Acoustics Black Hole (ABH) effect shows promising features for potential vibration control and energy harvesting applications. The phenomenon occurs in a structure with diminishing thickness which gradually reduces the phase velocity of flexural waves. The coupling between the tailored ABH structure and the damping layer used to compensate for the adverse effect of the unavoidable truncation is critical and has not been well apprehended by the existing models. This paper presents a semi-analytical model to analyze an Euler-Bernoulli beam with embedded ABH feature and its full coupling with the damping layers coated over its surface. By decomposing the transverse displacement field of the beam over the basis of a set of Mexican hat wavelets, the extremalization of the Hamiltonian via Lagrange׳s equation yields a set of linear equations, which can be solved for structural responses.

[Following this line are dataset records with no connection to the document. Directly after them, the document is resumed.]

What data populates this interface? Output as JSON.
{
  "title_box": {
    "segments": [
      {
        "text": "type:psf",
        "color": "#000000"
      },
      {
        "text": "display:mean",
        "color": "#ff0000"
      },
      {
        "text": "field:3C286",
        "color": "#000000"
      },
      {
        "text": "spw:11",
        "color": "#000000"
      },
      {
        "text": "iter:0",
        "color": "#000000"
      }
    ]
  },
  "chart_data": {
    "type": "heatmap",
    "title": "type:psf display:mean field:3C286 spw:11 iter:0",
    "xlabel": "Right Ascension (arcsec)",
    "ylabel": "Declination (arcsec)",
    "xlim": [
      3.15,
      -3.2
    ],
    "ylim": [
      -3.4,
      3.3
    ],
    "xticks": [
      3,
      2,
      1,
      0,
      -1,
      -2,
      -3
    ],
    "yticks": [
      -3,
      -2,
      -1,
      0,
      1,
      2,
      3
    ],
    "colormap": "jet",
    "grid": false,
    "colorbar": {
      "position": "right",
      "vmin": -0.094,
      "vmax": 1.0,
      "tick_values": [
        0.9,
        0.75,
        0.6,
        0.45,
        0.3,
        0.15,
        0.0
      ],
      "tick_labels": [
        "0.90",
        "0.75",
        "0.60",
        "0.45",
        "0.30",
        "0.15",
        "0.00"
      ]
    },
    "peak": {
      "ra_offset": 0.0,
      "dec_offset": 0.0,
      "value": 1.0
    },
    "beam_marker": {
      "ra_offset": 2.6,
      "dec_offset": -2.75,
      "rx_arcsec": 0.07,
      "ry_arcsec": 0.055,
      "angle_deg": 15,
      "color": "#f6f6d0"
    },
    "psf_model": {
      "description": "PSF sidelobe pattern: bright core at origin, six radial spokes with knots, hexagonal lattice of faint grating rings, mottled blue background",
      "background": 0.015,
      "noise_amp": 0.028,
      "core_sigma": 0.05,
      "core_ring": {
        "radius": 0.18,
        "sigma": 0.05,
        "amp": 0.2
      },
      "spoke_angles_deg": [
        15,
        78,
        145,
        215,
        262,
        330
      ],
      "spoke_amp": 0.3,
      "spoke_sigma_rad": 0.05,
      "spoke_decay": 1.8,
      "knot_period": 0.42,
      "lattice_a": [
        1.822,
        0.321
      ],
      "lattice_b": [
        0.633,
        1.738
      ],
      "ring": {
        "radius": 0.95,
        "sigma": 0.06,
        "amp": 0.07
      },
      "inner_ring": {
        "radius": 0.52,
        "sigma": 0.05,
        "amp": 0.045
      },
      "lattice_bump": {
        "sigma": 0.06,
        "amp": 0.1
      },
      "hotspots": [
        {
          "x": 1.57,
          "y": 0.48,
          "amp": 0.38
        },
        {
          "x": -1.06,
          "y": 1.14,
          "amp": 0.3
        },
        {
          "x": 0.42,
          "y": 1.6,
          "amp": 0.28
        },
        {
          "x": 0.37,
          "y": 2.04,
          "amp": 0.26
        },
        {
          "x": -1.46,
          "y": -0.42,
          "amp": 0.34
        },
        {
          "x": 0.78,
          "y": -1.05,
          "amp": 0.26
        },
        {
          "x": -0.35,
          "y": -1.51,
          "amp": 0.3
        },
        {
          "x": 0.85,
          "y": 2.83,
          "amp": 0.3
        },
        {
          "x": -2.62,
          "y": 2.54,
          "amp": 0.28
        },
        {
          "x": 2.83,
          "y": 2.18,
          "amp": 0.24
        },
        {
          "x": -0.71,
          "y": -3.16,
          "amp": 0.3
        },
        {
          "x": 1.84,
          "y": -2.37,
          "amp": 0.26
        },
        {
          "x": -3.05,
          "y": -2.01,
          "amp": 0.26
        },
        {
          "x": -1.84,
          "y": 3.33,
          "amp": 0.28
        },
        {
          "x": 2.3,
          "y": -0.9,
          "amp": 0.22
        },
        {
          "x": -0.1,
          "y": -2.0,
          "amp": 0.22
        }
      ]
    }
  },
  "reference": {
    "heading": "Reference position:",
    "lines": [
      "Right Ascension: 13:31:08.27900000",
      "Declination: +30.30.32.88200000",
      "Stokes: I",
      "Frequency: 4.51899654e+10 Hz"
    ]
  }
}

Highly consistent with the FEM and experimental results, numerical simulations demonstrate that the proposed wavelet-based model is particularly suitable to characterize the ABH-induced drastic wavelength fluctuation phenomenon. The ABH feature as well as the effect of the wedge truncation and that of the damping layers on the vibration response of the beam is analyzed. It is shown that the mass of the damping layers needs particular attention when their thickness is comparable to that of the ABH wedge around the tip area. Due to its modular and energy-based feature, the proposed framework offers a general platform allowing embodiment of other control or energy harvesting elements into the model to guide ABH structural design for various applications.